Similarly, Caitlin McGaw, president of Candor McGaw Inc., contends that GRC professionals must also break down silos and add value themselves if they wish to be a part of a business’s holistic vision, and doing so means strengthening their information and cyber security skills. She argues that critical thinking skills and innovation “require the ability to leverage knowledge and experience to develop pragmatic and, when necessary, creative solutions to risk and controls. Information security is a key domain that supports critical thinking in IT audit and GRC.” Even the smallest steps are a start, McGaw points out: reading, online coursework, setting up a tech sandbox in your basement, conferring with information security colleagues, participating as a guest resource within IT or information security, volunteering at the corporate information security roundtable, or earning a security-focused certification or certificate.
Taking these steps are beneficial, as GRC practitioners who are better-versed in IoT-specific risks and challenges are better able to proactively prevent or remedy them when a potential crisis pops up.

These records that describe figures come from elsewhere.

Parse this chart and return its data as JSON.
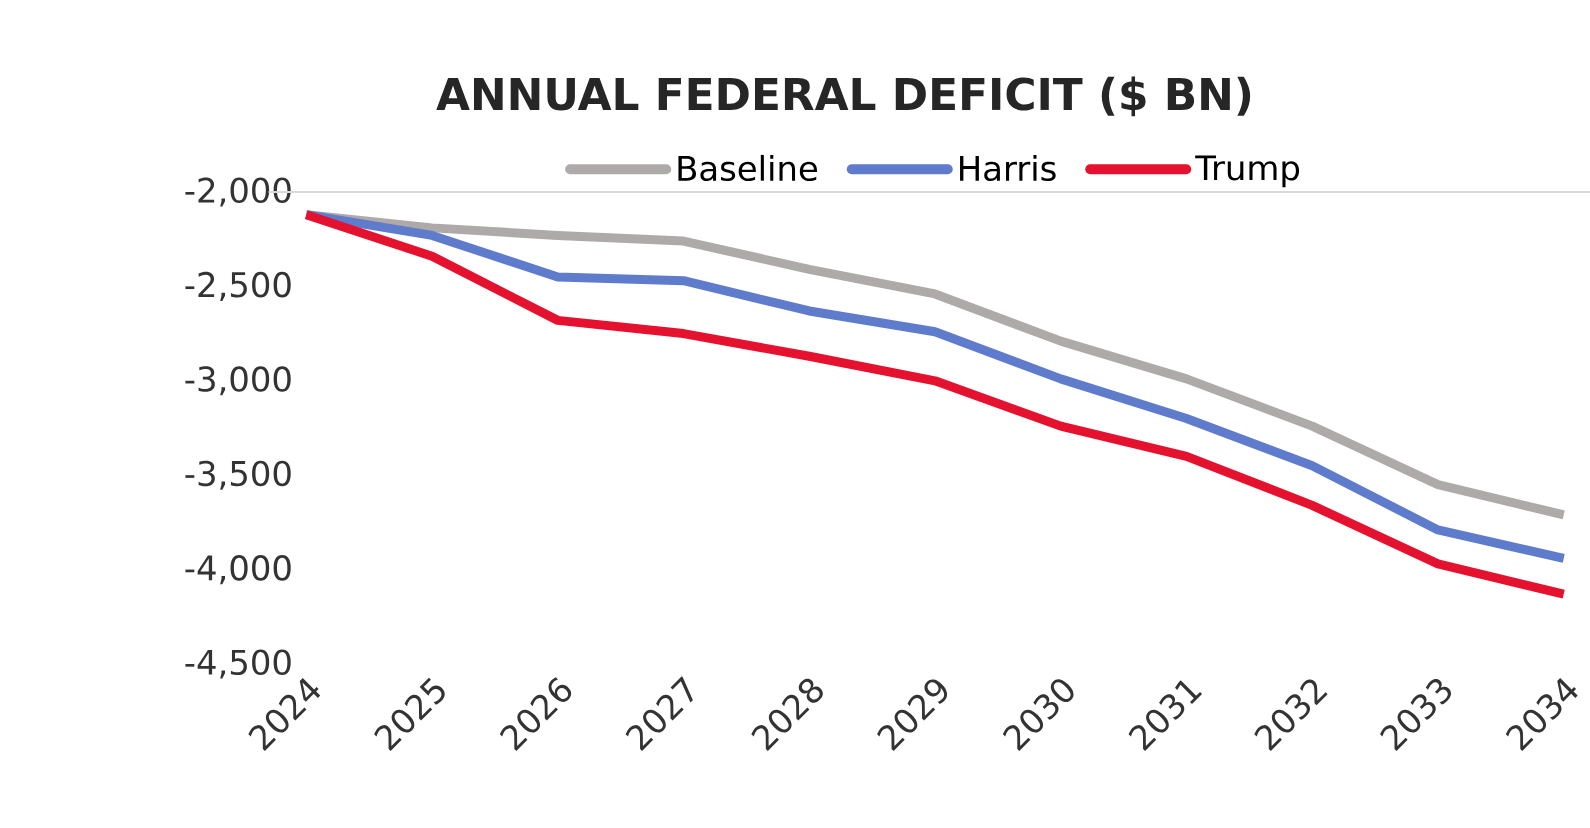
{
  "chart_data": {
    "type": "line",
    "title": "ANNUAL FEDERAL DEFICIT ($ BN)",
    "categories": [
      "2024",
      "2025",
      "2026",
      "2027",
      "2028",
      "2029",
      "2030",
      "2031",
      "2032",
      "2033",
      "2034"
    ],
    "series": [
      {
        "name": "Baseline",
        "color": "#aeaaaa",
        "values": [
          -2120,
          -2190,
          -2230,
          -2260,
          -2410,
          -2540,
          -2790,
          -2990,
          -3240,
          -3550,
          -3710
        ]
      },
      {
        "name": "Harris",
        "color": "#5f7bcc",
        "values": [
          -2120,
          -2230,
          -2450,
          -2470,
          -2630,
          -2740,
          -2990,
          -3200,
          -3450,
          -3790,
          -3940
        ]
      },
      {
        "name": "Trump",
        "color": "#e4122f",
        "values": [
          -2120,
          -2340,
          -2680,
          -2750,
          -2870,
          -3000,
          -3240,
          -3400,
          -3660,
          -3970,
          -4130
        ]
      }
    ],
    "ylim": [
      -4500,
      -2000
    ],
    "yticks": [
      {
        "value": -2000,
        "label": "-2,000"
      },
      {
        "value": -2500,
        "label": "-2,500"
      },
      {
        "value": -3000,
        "label": "-3,000"
      },
      {
        "value": -3500,
        "label": "-3,500"
      },
      {
        "value": -4000,
        "label": "-4,000"
      },
      {
        "value": -4500,
        "label": "-4,500"
      }
    ],
    "ref_lines": [
      {
        "axis": "y",
        "value": -2000,
        "color": "#d9d9d9"
      }
    ],
    "legend": "top",
    "grid": false,
    "marker": "none",
    "line_style": "solid"
  }
}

A GRC approach that focuses on multiple business arenas is better able to provide a solution that encompasses each arena. By combining knowledge of security risks and regulatory requirements, IoT-savvy GRC practitioners can introduce better data protection approaches. With updated expertise, staff can optimize testing, managing, and resolving internal risks — data breaches, internal data governance, etc. — while the business implements the appropriate tools and practices to improve and assess information and communication across the board.
Given the ever-evolving challenges, technology, and regulations, investing in IoT-specific expertise is beneficial to both individual GRC practitioners and to organizations seeking to shore up their data security. When employing a GRC approach, businesses must leverage digital transformation initiatives into compliance and successfully navigate an alternating regulatory landscape. But to ensure a complete and effective strategy while remaining flexible, innovative, and compliant, it is essential to embrace opportunities and prepare for risks. That includes the non-exhaustive list of IoT risks, which can be mitigated if organizations make security a primary concern and enlist—or provide—GRC practitioners who are knowledgeable and competent in emerging disruptive technologies and the ways in which they impact business.